Sans doute aussi parce que, régulièrement, nous sommes confrontés au flou qui existe autour de nos statuts professionnels. TEC, ARC service, chargé d’étude, ingénieur de recherche… qui sommes-nous, où sommes-nous positionnés ? Chaque établissement a son propre fonctionnement sur ce point, il n’y a pas de consensus. Nous ne sommes, ni dans les personnels soignants ni dans les personnels paramédicaux, encore moins statutaires ; des postes contractuels uniquement ; des CDD renouvelables maximum 6 ans, puis un CDI avec beaucoup de chance. Mais CDI non statutaire, possiblement rompu à la moindre faille de financement. Des financements extérieurs uniquement, provenant soit des essais cliniques à promotion externes dont nous devons négocier les grilles de surcoûts pour pouvoir travailler sans perte soit des projets internes pour lesquels nous avons répondu à des appels d’offres. La précarité des postes de terrain est omniprésente. Sera-t-on là l’année prochaine ?…
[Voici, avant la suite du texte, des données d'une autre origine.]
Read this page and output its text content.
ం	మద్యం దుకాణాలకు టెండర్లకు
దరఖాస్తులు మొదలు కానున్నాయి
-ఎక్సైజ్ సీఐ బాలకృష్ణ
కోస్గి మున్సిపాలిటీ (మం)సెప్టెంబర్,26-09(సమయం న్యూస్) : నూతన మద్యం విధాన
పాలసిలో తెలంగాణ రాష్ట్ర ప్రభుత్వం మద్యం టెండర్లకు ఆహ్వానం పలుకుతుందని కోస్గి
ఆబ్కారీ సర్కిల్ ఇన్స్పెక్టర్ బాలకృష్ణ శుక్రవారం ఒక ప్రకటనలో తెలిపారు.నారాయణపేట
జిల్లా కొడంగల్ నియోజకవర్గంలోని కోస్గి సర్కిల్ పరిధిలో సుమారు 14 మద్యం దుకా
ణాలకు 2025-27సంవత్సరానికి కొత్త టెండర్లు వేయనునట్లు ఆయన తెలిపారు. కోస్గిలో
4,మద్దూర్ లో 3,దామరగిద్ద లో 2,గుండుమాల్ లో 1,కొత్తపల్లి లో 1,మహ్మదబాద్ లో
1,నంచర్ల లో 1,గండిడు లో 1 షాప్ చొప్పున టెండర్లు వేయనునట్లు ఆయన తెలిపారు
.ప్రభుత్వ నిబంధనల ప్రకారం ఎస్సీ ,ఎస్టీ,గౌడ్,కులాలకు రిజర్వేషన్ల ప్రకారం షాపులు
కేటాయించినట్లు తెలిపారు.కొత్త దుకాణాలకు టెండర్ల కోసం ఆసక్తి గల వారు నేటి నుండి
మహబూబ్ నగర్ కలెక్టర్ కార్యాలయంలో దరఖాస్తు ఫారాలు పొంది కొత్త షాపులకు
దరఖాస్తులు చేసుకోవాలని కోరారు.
Le personnel de recherche clinique de terrain devrait exister tout ou partie en tant que statutaire, et des postes devraient être ouverts en tant que tels au même titre que les autres professionnels de la fonction publique hospitalière.

Le cas spécifique des personnels de recherche titulaires d’un doctorat scientifique est encore plus complexe à évoquer. Le rapport du SNSH (Syndicat national des scientifiques hospitaliers) remis en 2012 à M. Édouard Couty sur la Situation professionnelle des docteurs en sciences au sein de la fonction publique hospitalière est à prendre en référence et est éloquent1.

Bien que des efforts propres à chaque CHU soient faits pour poser des règles de recrutement et de fonctionnement, ce malaise de reconnaissance reste applicable à l’ensemble des professionnels de terrain de la recherche clinique quel que soit leur niveau d’étude et probablement plus encore aux docteurs scientifiques.

Cette absence de reconnaissance qui perdure, alors que les alertes sont lancées depuis plusieurs années, porte clairement atteinte à l’attractivité de ces professions, en particulier lorsqu’elles associent des missions de coordination, de gestion de projet et donc de responsabilités. De la même manière que nous entendons parler de « fuite des cerveaux » en recherche fondamentale, je pense que l’on peut à présent parler de la même chose pour le personnel de recherche clinique dans les services hospitaliers. Le recrutement s’avère de plus en plus difficile. Le turn-over de personnel est élevé d’où une perte de connaissances, des savoirs et des compétences. Aussi, le manque d’attractivité dans la fonction publique engendre la perte de bons éléments. Toutes ces problématiques sont un signe parmi tant d’autres (et la situation actuelle le montre de manière criante et au grand jour) de la faiblesse globale de la recherche médicale en France. La recherche clinique doit faire partie intégrante du fonctionnement de l’hôpital et du système de santé global, elle ne doit pas en être « le parent pauvre » ou une sorte de « gadget »… l’avenir de l’offre « qualitative et quantitative » aux patients en dépend.

Ces métiers et professions sont des « passions », des vocations et personnellement, je suis donc toujours là, au service de la recherche, avec les soignants, mais aussi avec et pour les patients… !!